Nurses' aides deserve more appreciation

I think the striking nurses are being too greedy. They claim they're overworked and underpaid, but fail to mention that many nurses have second jobs at other hospitals or care homes. They reject the idea of mandatory overtime, but it seems most overtime is eagerly volunteered for (at 1.5 times their normal outrageous rates). How often is mandatory overtime imposed, I wonder?

Nurses may claim they work hard, but in reality it's the nurses' aides who are elbow-deep in feces and other disgusting bodily wastes. Nurses advocate patient care, but grow increasingly frustrated when they must make repeated trips to a patient's room. Is there some sort of quota for patient contact?

The next time you're a patient in a hospital, press your call button and see who responds to your needs, your nurse or your nurse's aide. While many overpaid nurses continue to hold out for more of this and less of that, give kudos to Hawaii's nursing aides. They're the ones who continue to provide patient care during this exercise in greed.

M. Dureaux

Patients need nurses to come back to work

Although I have been a supporter of unions in their efforts to ensure adequate wages, health protection and job security for workers, I find the nurses' strike at St. Francis Medical Center puzzling.

SFMC is a nonprofit institution that provides so much to our community. During the past few years, the hospital has suffered substantial financial losses due to lower Medicare reimbursements and the poor economy in Hawaii. Physicians have been asked to help in numerous ways, such as making donations and decreasing lengths of stay when appropriate. The strike is detrimental to the economic condition of the hospital.

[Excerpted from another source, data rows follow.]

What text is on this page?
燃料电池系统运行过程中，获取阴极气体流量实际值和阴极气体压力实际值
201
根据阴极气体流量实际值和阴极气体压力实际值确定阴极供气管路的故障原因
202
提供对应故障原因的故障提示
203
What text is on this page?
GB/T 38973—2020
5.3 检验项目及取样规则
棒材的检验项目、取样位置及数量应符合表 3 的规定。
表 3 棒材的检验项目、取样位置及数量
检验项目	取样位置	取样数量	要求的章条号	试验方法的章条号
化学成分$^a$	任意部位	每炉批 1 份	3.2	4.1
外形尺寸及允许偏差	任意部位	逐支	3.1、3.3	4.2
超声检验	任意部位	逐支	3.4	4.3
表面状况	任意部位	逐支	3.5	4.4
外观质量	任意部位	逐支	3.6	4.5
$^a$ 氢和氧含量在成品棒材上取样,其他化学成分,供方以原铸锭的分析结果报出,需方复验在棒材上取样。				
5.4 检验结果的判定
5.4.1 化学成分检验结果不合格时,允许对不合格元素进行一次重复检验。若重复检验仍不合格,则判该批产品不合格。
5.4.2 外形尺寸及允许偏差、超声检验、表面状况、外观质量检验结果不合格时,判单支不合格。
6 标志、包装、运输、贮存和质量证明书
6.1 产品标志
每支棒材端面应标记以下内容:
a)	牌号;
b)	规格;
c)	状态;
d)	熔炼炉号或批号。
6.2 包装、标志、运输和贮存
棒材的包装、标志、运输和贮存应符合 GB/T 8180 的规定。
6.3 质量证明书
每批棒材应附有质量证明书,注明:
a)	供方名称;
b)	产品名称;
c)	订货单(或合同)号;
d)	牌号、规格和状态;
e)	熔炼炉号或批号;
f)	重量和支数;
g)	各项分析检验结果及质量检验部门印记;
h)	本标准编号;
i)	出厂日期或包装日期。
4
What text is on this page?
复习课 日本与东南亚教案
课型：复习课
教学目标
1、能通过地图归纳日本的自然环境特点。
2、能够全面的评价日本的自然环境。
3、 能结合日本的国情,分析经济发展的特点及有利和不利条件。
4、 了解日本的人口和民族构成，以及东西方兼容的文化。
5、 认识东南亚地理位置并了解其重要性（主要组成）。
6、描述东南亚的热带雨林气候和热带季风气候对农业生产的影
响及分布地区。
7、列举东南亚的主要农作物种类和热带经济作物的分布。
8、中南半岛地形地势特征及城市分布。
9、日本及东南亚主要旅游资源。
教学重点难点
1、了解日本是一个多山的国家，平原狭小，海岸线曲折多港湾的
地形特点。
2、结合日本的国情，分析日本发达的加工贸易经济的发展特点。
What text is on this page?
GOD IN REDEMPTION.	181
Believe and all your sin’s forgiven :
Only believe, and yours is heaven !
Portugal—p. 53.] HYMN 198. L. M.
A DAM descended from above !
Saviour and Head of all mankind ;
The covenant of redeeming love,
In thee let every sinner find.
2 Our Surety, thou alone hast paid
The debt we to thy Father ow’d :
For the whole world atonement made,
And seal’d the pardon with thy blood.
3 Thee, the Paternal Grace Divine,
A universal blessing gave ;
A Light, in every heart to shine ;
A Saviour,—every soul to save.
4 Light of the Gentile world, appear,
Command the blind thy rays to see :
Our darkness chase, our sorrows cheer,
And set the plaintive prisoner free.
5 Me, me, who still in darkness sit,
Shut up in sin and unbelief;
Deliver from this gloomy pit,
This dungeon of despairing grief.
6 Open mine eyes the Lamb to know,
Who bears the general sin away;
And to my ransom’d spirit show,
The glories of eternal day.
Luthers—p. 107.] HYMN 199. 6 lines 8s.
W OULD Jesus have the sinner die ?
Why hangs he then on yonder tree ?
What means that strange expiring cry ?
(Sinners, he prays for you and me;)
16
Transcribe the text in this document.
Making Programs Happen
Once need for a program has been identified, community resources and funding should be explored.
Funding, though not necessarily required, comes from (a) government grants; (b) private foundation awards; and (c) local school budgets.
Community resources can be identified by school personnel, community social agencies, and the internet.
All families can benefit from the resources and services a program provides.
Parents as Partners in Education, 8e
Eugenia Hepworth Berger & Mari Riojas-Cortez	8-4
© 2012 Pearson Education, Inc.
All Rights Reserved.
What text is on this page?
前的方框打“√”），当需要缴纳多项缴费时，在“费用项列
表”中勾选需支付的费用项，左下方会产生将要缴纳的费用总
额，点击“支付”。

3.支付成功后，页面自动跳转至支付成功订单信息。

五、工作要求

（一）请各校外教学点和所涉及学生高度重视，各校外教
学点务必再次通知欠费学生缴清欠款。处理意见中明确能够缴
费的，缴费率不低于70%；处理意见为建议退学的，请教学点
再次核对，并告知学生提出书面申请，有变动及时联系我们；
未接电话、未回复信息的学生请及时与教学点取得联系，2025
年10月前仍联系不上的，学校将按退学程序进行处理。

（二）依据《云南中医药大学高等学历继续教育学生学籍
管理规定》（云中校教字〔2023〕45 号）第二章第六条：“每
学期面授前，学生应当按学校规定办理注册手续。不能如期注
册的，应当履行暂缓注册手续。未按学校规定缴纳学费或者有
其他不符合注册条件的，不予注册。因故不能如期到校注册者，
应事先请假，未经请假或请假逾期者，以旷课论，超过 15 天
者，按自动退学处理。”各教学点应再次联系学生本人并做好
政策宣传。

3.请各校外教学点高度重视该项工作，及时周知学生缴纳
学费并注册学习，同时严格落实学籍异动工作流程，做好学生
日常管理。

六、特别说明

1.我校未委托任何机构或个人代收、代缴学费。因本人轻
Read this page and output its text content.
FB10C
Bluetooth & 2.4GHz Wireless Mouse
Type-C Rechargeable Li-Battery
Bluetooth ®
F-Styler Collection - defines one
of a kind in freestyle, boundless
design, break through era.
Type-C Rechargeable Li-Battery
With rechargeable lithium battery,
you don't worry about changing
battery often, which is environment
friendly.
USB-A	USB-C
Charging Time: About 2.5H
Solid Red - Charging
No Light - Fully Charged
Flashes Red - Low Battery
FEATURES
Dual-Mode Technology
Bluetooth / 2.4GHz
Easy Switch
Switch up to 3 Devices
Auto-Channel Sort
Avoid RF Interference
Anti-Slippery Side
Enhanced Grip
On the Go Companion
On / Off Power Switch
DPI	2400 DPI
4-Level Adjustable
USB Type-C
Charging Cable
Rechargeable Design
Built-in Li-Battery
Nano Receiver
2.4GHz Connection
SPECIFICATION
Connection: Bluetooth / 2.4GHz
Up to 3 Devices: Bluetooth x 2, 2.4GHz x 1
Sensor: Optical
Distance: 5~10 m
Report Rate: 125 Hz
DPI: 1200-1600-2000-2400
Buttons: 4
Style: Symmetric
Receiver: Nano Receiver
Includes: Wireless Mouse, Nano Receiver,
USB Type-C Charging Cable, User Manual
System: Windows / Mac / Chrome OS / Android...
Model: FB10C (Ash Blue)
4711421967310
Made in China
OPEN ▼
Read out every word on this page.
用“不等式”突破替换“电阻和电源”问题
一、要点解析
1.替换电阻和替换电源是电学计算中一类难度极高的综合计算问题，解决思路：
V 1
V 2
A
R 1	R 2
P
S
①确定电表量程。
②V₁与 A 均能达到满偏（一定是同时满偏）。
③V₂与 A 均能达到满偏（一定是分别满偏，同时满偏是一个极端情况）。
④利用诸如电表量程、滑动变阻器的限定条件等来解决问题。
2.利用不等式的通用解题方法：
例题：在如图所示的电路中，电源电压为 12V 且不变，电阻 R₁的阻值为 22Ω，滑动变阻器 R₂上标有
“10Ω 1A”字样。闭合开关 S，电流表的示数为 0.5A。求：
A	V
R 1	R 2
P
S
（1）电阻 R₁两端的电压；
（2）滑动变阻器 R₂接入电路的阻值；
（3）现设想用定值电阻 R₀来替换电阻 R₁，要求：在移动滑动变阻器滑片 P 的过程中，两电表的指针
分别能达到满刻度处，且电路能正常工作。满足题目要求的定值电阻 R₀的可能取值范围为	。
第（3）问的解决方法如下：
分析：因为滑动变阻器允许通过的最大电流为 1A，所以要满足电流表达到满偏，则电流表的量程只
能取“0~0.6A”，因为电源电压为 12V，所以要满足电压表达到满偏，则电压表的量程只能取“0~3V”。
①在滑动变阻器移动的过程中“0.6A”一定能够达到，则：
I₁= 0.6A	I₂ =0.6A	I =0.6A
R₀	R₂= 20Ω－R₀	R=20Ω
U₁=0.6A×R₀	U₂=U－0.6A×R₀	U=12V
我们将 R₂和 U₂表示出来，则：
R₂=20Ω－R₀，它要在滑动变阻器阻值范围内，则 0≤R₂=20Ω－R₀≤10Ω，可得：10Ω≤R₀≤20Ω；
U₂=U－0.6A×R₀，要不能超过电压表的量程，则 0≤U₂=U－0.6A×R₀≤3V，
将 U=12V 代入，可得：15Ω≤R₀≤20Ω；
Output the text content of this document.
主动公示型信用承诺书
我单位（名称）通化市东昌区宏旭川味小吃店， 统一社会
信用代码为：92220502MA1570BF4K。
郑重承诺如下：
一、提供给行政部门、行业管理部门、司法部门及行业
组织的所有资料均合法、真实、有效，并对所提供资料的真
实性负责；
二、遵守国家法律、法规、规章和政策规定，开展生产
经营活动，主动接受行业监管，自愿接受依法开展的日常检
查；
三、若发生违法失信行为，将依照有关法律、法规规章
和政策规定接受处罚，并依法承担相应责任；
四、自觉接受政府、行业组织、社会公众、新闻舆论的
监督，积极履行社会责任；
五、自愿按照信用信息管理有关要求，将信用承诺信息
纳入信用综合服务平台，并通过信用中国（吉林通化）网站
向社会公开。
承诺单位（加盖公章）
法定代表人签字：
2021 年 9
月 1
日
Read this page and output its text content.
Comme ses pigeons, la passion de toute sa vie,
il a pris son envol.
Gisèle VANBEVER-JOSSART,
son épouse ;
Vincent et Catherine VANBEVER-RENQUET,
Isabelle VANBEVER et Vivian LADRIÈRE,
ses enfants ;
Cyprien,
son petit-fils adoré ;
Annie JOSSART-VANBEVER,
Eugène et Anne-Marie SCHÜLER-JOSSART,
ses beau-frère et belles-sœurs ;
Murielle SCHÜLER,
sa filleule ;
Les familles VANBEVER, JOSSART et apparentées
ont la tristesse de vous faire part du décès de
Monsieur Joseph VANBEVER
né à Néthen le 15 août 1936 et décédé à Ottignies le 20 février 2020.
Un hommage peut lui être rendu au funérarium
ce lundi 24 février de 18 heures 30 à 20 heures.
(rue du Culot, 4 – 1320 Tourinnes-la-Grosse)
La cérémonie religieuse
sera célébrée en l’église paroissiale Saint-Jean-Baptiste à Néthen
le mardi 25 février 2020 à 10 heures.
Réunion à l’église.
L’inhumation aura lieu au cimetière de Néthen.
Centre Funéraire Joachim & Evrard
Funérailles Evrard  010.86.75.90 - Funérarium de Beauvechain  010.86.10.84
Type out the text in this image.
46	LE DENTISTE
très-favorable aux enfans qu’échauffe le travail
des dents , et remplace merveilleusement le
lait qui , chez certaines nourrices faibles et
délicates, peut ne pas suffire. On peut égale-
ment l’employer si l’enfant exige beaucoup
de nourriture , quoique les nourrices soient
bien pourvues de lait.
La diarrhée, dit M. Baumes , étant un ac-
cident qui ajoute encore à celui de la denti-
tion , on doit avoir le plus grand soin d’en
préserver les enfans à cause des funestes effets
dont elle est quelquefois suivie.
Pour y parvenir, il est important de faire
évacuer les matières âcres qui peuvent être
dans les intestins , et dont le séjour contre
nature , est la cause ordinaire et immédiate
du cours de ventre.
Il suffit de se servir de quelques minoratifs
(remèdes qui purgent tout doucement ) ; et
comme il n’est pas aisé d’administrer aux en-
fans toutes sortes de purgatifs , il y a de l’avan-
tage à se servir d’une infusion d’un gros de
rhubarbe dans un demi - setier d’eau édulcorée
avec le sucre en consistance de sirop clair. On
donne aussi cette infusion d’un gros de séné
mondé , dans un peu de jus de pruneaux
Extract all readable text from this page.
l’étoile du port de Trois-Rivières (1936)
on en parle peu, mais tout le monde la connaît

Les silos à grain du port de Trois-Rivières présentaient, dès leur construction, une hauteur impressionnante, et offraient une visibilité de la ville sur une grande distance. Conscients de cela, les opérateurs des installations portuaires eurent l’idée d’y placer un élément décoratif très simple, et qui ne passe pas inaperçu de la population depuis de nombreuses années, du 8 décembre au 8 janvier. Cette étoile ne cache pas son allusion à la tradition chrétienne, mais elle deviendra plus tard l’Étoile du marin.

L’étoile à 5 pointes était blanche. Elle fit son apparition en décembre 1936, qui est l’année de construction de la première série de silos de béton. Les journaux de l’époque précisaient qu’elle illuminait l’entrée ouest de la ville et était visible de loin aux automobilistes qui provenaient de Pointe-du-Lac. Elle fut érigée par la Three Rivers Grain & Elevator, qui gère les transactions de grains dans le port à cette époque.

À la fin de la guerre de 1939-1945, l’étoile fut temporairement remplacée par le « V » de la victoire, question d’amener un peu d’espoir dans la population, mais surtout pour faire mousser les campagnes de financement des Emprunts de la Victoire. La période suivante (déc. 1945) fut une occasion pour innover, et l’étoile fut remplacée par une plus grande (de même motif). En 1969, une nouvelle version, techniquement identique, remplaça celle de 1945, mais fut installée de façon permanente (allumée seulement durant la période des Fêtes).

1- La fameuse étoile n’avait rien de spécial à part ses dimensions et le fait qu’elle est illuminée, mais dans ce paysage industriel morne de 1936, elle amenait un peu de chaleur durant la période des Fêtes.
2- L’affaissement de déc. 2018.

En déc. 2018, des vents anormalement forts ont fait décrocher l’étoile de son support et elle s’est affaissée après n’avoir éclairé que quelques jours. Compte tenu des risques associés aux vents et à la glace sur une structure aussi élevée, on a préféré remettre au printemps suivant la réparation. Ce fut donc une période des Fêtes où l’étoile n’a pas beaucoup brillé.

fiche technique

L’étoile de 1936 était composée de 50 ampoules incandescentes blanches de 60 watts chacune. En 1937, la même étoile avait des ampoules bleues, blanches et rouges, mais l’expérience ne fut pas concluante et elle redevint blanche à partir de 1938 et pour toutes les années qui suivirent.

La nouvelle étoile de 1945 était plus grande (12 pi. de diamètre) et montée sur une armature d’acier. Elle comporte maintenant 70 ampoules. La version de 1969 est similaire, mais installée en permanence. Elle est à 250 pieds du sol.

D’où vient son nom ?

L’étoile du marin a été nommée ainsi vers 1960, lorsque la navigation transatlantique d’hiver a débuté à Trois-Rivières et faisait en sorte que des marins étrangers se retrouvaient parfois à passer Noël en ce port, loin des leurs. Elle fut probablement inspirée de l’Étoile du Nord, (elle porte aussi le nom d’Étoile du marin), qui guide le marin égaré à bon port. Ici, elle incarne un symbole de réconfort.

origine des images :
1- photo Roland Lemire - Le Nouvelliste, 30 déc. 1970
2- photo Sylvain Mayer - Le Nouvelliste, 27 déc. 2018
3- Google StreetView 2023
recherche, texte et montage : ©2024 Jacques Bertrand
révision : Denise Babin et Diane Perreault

I do not have enough knowledge to offer a solution to the disagreement between SFMC and its nurses, but I believe the people of Hawaii will be greatly harmed if SFMC is forced to continue to limit its services. Patients needing acute care are feeling the tension resulting from the shortage of available hospital beds in Honolulu. In addition, many people who were working in SFMC's ancillary services, such as billing and medical records, have been laid off and left scrambling for jobs during the holiday season.

I am very concerned about the limited health-care facility SFMC has become since the strike began. As a health-care provider, I am making a plea to the nurses who are walking the picket line: Please come back to work. You are sorely needed.

James Lumeng, M.D.

Nurses shouldn't block hospital entrance

I recently drove my husband to Queen's hospital for surgery. We were met by nurses picketing the entrance of the hospital. They moved very slowly to clear the entrance. My husband's surgery date was delayed because of their strike. He waited patiently because both he and I support the nurses' fight for better working conditions for them and safety conditions for patients.

Nurses walking with their strike posters near the entrance of the hospital is enough to make the public aware of their problems with their employer and gain public support. It isn't necessary for them to block and delay cars entering the hospital. Deliberate delay causes the patients and family members unnecessary anxiety and concern.

Please let us enter the hospital without delay.